Thursday, 11 August 2016

Experts, Zen masters (& David Brent)



What is an 'expert'? In my work facilitating knowledge transfer I have come across individuals who have widely varying degrees of expertise. Some are very aware of their unique know-how, others less so.


Low competency/ Low consciousness:



There are two categories here; firstly those who are blissfully unaware that they lack any expertise. A baby would be an example. Secondly, there are those who profess to be expert, but are actually incompetent and unaware of their incompetence. Rather than reach for an obvious example from US politics, I propose David Brent, from The Office. This phenomenon is called the Dunning Kruger effect named after the Cornell University professors who published the seminal research paper entitled 'Unskilled and Unaware of it'. This is why validation and looking for evidence is such an important part of the knowledge transfer process. Incidentally, did you know that 62% of all software engineers rate themselves in the top 5% of their profession?


The trouble with the world
is that the stupid are cocksure
and the intelligent are full of doubt.
— Bertrand Russell


Low Competency / High Consciousness


Novices are obvious examples of individuals who are aware of their inexperience. One interesting observation about those who claim to have low competency, is that sometimes it just takes a skilled interviewer to reveal a latent talent. One group that often benefit from this help are job-changers, unsure of their place. It can also be hugely motivating for them.


High Competency / High Consciousness



This group is the most obvious to classify as 'expert'. They can easily tell you what's right (or wrong) and why, and can provide lots of evidence. They are usually confident in their ability and will sometimes claim that expertise is in some way unique. This is worth testing in the knowledge transfer process - is it 'commodity' know-how? Is it easily codified (it may not be 'captured' in order to create an impression of uniqueness and inaccessibility). In my knowledge elicitation process, I use a mining metaphor. These experts are good at providing ore (superficial knowledge) but find it difficult to come up with gems (detailed knowledge that has context which makes it accessible to others). Their preferred communication style is to 'tell'.

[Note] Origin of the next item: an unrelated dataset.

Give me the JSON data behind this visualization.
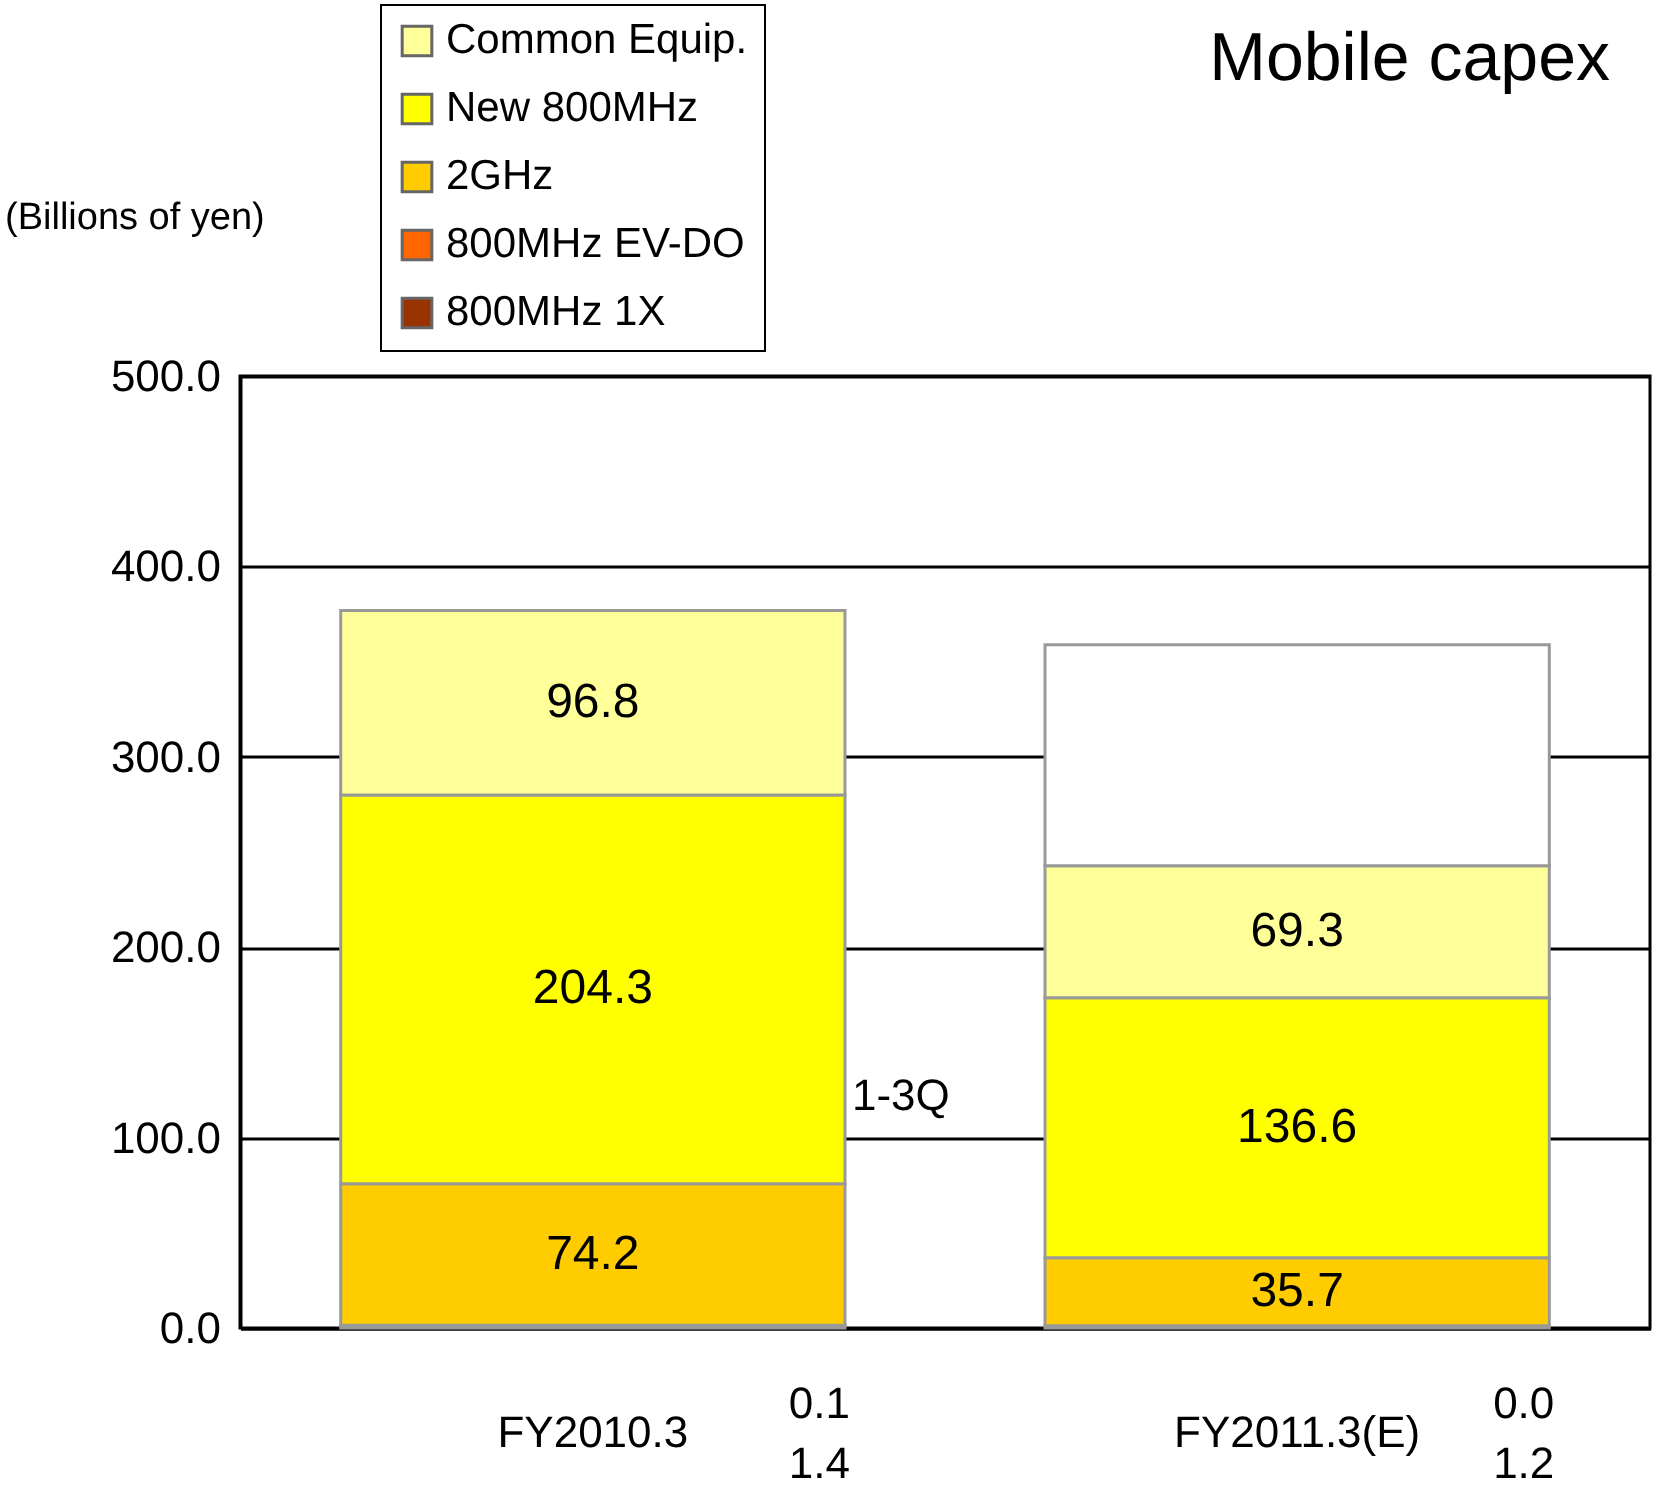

High Competency / Low Consciousness



The Zen masters. These individuals have deep, experience gained through years of practice. Ironically, this most valuable expertise is the hardest to pass on. Next time you are out on a golf course with a player who is far better than you, try this... as they tee-up ask them to explain how they play their perfect shot. Either they can't explain it, or their next shot will go into the rough. Like pro basketball players who instinctively know where every other player is, they can't explain their mastery, they just do it. This is why knowledge transfer for these deep experts benefits from skilled facilitation. The best environment to elicit this sort of know how is a Socratic questioning approach or dialogue; quite different to the 'tell' approach of the 'expert'.